Devant le silence de l’administration, les requérants ont sollicité du Tribunal administratif de Lyon qu’il annule la délibération du 26 février 1991 ainsi que la décision du même jour par laquelle le maire a conclu la convention de mise à disposition. La requête était assortie de conclusions à fin d’injonction afin que la commune et la société ERDF, venue aux droits de la société EDF, procèdent au déplacement du transformateur litigieux.

Par un jugement en date du 2 février 2012 (TA Lyon, 2 février 2012, M. et Mme Ozdemir, n° 0907116), le Tribunal administratif a rejeté leur requête en estimant que l’ouvrage n’était pas irrégulièrement implanté. C’est de ce jugement que la Cour administrative d’appel fut saisie par une requête enregistrée le 16 avril 2012. Confirmant le défaut de qualité pour agir des requérants s’agissant de la délibération autorisant le maire à signer une convention de mise à disposition d’un terrain, la Cour a dû trancher le litige au fond après intervention de l’autorité judicaire afin de déterminer le propriétaire exact de la parcelle en cause. La décision commentée, rendue le 15 mars 2016, constitue une nouvelle illustration de la capacité du juge administratif à ordonner le déplacement d’un ouvrage faisant partie du réseau public de distribution d’électricité s‘il est mal implanté.

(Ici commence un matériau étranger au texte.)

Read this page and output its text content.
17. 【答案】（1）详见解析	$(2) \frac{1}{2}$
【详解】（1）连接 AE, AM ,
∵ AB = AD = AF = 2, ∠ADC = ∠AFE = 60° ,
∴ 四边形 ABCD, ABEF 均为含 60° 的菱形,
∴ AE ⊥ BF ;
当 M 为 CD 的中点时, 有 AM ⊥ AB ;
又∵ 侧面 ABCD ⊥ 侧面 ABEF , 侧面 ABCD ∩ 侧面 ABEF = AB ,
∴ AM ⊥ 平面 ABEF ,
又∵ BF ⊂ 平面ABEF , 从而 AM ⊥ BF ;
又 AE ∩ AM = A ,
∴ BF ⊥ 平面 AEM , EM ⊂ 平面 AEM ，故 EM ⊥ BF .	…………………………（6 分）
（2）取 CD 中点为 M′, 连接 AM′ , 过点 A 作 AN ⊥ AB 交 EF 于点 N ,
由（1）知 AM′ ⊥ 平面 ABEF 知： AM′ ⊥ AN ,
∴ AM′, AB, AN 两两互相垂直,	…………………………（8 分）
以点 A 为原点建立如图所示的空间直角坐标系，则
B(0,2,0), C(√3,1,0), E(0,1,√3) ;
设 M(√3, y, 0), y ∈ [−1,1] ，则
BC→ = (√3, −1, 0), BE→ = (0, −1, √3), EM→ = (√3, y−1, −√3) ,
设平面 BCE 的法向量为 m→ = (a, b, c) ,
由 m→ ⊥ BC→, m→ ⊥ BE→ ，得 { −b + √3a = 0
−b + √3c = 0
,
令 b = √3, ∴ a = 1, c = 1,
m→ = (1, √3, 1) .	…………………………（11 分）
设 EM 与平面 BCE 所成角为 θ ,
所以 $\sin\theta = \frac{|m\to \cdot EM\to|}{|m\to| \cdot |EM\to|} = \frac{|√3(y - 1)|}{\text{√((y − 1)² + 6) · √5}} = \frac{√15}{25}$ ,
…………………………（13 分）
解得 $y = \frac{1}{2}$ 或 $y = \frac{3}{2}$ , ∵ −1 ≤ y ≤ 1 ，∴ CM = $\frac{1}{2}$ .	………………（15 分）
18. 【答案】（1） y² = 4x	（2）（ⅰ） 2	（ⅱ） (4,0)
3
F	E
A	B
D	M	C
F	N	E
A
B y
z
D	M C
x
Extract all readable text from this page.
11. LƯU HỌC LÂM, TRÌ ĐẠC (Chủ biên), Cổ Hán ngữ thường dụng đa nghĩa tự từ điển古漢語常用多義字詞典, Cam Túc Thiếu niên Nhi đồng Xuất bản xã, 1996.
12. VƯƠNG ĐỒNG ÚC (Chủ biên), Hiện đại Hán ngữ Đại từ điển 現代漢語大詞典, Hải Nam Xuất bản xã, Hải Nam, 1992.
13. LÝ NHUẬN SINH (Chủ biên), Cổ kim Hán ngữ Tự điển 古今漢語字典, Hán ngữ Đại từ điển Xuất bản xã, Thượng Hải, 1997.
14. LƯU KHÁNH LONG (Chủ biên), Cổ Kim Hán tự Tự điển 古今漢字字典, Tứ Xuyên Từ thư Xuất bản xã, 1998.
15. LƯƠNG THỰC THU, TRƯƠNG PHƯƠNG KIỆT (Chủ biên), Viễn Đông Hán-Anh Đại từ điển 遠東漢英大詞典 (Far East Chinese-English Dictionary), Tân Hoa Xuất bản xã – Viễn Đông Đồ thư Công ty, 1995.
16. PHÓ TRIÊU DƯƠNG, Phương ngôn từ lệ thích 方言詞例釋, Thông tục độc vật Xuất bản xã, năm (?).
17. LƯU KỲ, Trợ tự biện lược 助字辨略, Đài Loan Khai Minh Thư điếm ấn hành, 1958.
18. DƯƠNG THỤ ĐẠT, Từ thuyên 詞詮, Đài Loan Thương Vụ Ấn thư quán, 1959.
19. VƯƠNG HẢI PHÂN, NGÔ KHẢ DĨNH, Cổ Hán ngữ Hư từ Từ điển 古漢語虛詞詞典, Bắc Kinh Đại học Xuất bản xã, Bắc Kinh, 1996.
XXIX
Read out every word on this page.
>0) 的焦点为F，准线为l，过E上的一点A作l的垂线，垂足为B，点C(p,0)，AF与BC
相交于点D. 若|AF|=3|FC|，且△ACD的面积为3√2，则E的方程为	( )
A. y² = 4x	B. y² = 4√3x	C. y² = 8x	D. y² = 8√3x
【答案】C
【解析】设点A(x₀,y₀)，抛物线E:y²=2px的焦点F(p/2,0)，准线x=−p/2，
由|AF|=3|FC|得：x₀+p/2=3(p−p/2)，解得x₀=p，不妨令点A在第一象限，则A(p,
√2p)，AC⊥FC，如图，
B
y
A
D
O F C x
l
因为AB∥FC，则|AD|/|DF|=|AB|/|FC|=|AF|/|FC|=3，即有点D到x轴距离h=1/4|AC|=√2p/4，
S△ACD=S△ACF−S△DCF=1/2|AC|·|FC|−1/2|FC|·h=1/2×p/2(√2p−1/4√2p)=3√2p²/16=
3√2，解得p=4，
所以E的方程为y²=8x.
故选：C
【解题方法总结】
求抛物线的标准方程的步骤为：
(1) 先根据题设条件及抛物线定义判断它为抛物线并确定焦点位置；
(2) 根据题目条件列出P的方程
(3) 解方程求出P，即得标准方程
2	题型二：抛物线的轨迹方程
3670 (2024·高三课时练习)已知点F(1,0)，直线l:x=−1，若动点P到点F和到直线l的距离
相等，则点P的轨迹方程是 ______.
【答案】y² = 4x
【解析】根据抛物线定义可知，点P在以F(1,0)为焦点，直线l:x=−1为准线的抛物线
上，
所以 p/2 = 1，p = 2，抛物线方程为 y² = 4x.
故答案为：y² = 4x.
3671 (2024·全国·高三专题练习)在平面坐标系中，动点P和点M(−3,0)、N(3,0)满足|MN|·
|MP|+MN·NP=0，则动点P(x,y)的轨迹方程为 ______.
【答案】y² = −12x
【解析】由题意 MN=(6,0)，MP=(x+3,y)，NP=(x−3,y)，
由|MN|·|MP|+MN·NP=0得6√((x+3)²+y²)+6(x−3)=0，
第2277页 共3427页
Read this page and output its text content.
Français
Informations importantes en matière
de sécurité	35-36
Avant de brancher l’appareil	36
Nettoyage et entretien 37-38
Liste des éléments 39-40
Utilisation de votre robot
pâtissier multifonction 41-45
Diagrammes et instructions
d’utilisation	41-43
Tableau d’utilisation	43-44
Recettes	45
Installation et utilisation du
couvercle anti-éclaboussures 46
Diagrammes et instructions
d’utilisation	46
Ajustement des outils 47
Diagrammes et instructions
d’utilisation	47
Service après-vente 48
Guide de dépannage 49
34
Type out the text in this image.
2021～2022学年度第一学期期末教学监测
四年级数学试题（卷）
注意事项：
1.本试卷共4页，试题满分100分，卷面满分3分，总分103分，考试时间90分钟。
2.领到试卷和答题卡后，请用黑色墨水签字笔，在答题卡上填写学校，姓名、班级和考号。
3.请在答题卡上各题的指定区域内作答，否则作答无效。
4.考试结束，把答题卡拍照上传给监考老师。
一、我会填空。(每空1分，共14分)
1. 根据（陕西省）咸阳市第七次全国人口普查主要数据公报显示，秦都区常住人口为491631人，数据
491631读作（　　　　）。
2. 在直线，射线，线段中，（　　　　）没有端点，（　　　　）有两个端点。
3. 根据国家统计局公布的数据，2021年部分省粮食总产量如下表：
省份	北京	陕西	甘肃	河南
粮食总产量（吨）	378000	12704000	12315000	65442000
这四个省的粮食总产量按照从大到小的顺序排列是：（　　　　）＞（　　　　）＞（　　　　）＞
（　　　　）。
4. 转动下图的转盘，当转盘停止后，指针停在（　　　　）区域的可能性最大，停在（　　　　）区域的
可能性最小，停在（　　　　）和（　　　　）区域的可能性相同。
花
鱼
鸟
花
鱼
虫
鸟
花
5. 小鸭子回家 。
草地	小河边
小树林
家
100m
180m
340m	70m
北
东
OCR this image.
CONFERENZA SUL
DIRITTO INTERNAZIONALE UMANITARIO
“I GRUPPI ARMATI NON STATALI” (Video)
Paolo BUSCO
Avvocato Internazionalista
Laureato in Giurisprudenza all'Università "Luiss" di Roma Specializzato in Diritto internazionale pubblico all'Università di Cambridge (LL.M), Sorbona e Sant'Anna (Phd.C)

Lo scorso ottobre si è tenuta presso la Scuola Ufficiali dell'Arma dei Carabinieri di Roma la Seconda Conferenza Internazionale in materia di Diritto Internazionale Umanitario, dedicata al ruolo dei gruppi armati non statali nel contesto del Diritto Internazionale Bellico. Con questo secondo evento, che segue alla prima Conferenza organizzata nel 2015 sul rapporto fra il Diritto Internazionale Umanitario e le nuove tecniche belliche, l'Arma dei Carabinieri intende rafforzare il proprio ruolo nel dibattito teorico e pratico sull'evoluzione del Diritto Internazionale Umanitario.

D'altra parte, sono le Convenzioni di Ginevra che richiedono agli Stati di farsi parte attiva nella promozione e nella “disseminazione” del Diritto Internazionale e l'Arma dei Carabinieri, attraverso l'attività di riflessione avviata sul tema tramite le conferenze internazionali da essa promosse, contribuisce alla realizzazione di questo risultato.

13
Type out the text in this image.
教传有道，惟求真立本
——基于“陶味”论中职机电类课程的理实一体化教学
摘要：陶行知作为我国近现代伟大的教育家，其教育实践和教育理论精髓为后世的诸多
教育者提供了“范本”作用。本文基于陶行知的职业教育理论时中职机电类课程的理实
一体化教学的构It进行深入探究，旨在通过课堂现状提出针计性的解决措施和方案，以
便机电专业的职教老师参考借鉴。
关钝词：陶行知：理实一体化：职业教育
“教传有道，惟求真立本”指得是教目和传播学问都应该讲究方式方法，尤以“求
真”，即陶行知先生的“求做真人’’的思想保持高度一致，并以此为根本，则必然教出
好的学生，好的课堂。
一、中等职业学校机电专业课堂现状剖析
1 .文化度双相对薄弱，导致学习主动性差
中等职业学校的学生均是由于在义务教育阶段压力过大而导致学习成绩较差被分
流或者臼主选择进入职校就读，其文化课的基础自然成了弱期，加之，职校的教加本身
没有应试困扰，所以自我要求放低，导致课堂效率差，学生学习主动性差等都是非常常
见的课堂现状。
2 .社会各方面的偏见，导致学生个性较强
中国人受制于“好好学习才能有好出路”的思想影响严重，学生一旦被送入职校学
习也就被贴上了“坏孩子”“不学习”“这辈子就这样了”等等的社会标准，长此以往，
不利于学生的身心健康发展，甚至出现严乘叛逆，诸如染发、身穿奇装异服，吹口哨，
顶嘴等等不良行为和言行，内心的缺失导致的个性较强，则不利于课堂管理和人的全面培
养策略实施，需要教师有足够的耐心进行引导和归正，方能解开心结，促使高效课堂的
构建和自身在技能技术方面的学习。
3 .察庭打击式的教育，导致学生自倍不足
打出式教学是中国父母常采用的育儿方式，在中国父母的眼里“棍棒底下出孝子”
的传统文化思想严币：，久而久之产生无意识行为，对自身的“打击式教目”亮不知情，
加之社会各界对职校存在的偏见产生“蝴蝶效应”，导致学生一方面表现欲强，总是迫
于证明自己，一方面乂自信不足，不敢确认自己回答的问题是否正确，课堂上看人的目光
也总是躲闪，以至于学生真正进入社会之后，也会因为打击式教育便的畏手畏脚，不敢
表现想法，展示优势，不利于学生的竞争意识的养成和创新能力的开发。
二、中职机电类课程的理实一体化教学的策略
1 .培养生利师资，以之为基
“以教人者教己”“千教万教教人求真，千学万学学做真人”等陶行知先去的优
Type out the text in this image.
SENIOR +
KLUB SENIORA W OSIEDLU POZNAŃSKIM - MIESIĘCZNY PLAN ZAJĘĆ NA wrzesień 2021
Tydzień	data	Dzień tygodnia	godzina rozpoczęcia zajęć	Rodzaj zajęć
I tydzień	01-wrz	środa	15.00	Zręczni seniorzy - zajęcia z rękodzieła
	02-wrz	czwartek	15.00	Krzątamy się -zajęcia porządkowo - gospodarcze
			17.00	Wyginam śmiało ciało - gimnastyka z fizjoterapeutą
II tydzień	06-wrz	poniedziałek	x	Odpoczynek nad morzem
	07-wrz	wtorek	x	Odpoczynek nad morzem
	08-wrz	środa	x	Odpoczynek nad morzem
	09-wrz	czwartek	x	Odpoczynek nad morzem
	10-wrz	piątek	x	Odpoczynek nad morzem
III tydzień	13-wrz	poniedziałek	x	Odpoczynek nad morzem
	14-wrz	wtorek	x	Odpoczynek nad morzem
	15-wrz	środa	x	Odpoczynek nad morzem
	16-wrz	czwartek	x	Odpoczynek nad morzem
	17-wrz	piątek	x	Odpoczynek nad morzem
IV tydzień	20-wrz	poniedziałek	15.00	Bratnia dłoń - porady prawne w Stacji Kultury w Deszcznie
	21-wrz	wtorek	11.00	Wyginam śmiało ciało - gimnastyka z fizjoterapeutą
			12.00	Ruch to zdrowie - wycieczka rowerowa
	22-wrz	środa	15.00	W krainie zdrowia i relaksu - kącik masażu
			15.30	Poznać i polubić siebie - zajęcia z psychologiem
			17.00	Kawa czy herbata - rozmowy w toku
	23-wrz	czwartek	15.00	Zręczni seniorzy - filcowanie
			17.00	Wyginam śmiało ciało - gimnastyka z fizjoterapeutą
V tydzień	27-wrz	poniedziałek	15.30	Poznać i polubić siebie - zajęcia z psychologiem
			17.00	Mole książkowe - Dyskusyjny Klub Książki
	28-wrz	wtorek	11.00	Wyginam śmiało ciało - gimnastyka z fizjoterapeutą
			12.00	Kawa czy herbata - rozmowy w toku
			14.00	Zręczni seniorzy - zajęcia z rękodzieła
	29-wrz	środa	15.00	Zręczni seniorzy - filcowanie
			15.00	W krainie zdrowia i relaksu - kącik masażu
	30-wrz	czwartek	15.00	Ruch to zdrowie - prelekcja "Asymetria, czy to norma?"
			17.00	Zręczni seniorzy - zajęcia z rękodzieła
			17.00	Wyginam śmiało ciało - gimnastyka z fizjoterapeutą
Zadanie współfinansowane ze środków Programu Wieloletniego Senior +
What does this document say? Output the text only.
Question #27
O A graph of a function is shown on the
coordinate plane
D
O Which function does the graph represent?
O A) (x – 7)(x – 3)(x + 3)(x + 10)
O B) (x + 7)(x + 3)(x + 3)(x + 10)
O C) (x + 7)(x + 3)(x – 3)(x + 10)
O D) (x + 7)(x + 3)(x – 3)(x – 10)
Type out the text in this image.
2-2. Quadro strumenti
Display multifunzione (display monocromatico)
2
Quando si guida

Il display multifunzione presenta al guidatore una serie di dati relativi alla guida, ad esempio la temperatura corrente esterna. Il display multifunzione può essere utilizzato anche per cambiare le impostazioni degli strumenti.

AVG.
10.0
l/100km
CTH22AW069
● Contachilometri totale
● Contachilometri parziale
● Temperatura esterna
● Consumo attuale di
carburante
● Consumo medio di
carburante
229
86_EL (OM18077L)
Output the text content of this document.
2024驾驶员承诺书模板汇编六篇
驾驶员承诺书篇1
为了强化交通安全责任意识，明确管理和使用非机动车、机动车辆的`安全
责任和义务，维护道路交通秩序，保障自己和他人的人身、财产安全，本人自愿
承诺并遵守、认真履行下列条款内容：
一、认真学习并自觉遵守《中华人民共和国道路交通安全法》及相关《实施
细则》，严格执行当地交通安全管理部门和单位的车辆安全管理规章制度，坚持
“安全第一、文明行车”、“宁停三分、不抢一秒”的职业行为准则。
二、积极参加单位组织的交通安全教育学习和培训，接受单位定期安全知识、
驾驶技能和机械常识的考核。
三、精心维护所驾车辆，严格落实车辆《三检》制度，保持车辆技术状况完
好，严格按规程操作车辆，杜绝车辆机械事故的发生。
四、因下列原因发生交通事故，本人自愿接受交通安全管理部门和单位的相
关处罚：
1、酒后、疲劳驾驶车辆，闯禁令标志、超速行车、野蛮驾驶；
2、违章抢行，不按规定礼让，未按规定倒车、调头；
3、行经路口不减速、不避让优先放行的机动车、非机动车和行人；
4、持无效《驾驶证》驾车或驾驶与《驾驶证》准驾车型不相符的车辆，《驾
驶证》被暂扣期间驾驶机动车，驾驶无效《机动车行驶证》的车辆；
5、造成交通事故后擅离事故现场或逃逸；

De toute évidence, le litige en cause dans la décision commentée reposait tout d’abord sur une appréciation à la fois juridique et factuelle tenant à savoir qui était propriétaire de la parcelle sur laquelle était implanté le transformateur litigieux. Le Tribunal administratif avait ainsi estimé « qu’à la date de la décision d’implanter le transformateur, le propriétaire du terrain avait donné son accord tant sur le principe même de l’installation de l’ouvrage que sur la cession du terrain au profit de la commune de Sury le Comtal » et que la Commune avait depuis acquis le terrain qui formait donc une « dépendance du domaine public ». Il avait simplement relevé que seule une « erreur dans la tenue du cadastre » indiquait que le transformateur litigieux était situé sur la propriété des requérants. Sans se poser davantage de question, il avait donc rejeté la requête.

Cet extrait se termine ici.